Inhibition of IL‐13 and IL‐13rα2 expression by IL‐32θ in human monocytic cells requires PKCδ and STAT3 association

Abstract

Interleukin (IL)‐32θ, a newly identified IL‐32 isoform, has been reported to exert pro‐inflammatory effects through the association with protein kinase C delta (PKCδ). In this study, we further examined the effects of IL‐32θ on IL‐13 and IL‐13Rα2 expression and the related mechanism in THP‐1 cells. Upon stimulating IL‐32θ‐expressing and non‐expressing cells with phorbol 12‐myristate 13‐acetate (PMA), the previous microarray analysis showed that IL‐13Rα2 and IL‐13 mRNA expression were significantly decreased by IL‐32θ. The protein expression of these factors was also confirmed to be down‐regulated. The nuclear translocation of transcription factors STAT3 and STAT6, which are necessary for IL‐13Rα2 and IL‐13 promoter activities, was suppressed by IL‐32θ. Additionally, a direct association was found between IL‐32θ, PKCδ, and signal transducer and activator of transcription 3 (STAT3), but not STAT6, revealing that IL‐32θ might act mainly through STAT3 and indirectly affect STAT6. Moreover, the interaction of IL‐32θ with STAT3 requires PKCδ, since blocking PKCδ activity eliminated the interaction and consequently limited the inhibitory effect of IL‐32θ on STAT3 activity.

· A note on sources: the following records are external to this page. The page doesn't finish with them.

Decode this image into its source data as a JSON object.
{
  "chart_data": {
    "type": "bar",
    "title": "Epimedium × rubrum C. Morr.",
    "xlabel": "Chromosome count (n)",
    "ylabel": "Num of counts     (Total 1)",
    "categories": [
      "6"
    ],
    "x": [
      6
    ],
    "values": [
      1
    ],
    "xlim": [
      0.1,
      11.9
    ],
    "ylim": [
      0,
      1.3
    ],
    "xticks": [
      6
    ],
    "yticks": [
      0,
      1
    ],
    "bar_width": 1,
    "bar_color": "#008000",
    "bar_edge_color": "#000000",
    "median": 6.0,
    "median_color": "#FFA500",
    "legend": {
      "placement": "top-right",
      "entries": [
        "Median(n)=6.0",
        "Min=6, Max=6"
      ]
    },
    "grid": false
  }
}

Interfering with STAT3 or STAT6 binding by decoy oligodeoxynucleotides (ODNs) identified that IL‐32θ had additive effects with the STAT3 decoy ODN to suppress IL‐13 and IL‐13Rα2 mRNA expression. Taken together, our data demonstrate the intracellular interaction of IL‐32θ, PKCδ, and STAT3 to regulate IL‐13 and IL‐13Rα2 synthesis, supporting the role of IL‐32θ as an inflammatory modulator.